Case law on access to court documents

The issue of access to information on the files of the Grand Court was recently considered by the Honourable Chief Justice Anthony Smellie, QC, in the context of liquidation proceedings. As the Chief Justice noted in his judgment concerning In the matter of the Sphinx Group of Companies (In Official Liquidation) unreported, January 30, 2017 (“SPhinX”), determining whether documents kept on file by the Grand Court should be kept confidential requires a close assessment of the particular circumstances in which access is sought, and the wider consequences of the publication of the information in question.

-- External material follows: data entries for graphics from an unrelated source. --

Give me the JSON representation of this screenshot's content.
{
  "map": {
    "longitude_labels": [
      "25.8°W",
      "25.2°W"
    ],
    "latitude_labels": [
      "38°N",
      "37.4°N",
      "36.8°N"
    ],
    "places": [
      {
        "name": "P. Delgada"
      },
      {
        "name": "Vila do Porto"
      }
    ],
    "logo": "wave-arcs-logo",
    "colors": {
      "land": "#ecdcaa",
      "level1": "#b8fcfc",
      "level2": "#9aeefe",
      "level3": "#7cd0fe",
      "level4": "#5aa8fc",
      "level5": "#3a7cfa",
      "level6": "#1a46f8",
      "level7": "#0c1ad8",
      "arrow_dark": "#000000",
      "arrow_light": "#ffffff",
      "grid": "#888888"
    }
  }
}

In SPhinX, the Scheme Supervisors (“Scheme Supervisors”) had applied for the sanction of the court to complete a confidential settlement agreement and, flowing from that, for orders that affidavit evidence sworn in support of the sanction application be sealed and kept confidential on the court file. It was the view of the Chief Justice that the fact that a settlement was pending in the SPhinX matter was highly relevant, noting that it was essential that the Scheme Supervisors were able, like any other commercial party, to compromise claims on confidential terms – and that this ability would be lost if the court was not prepared to seal papers filed in support of the sanction application that the liquidator was required by law to make. Flowing from this, it was also in the interests of justice for a sealing order to be made so as to protect the economic interests of the stakeholders in SPhinX. The judgment serves as confirmation that the court is required to balance the general rule as to publicity of information on court files against any requirements for confidentiality or privacy in the interests of justice that may arise in a particular case.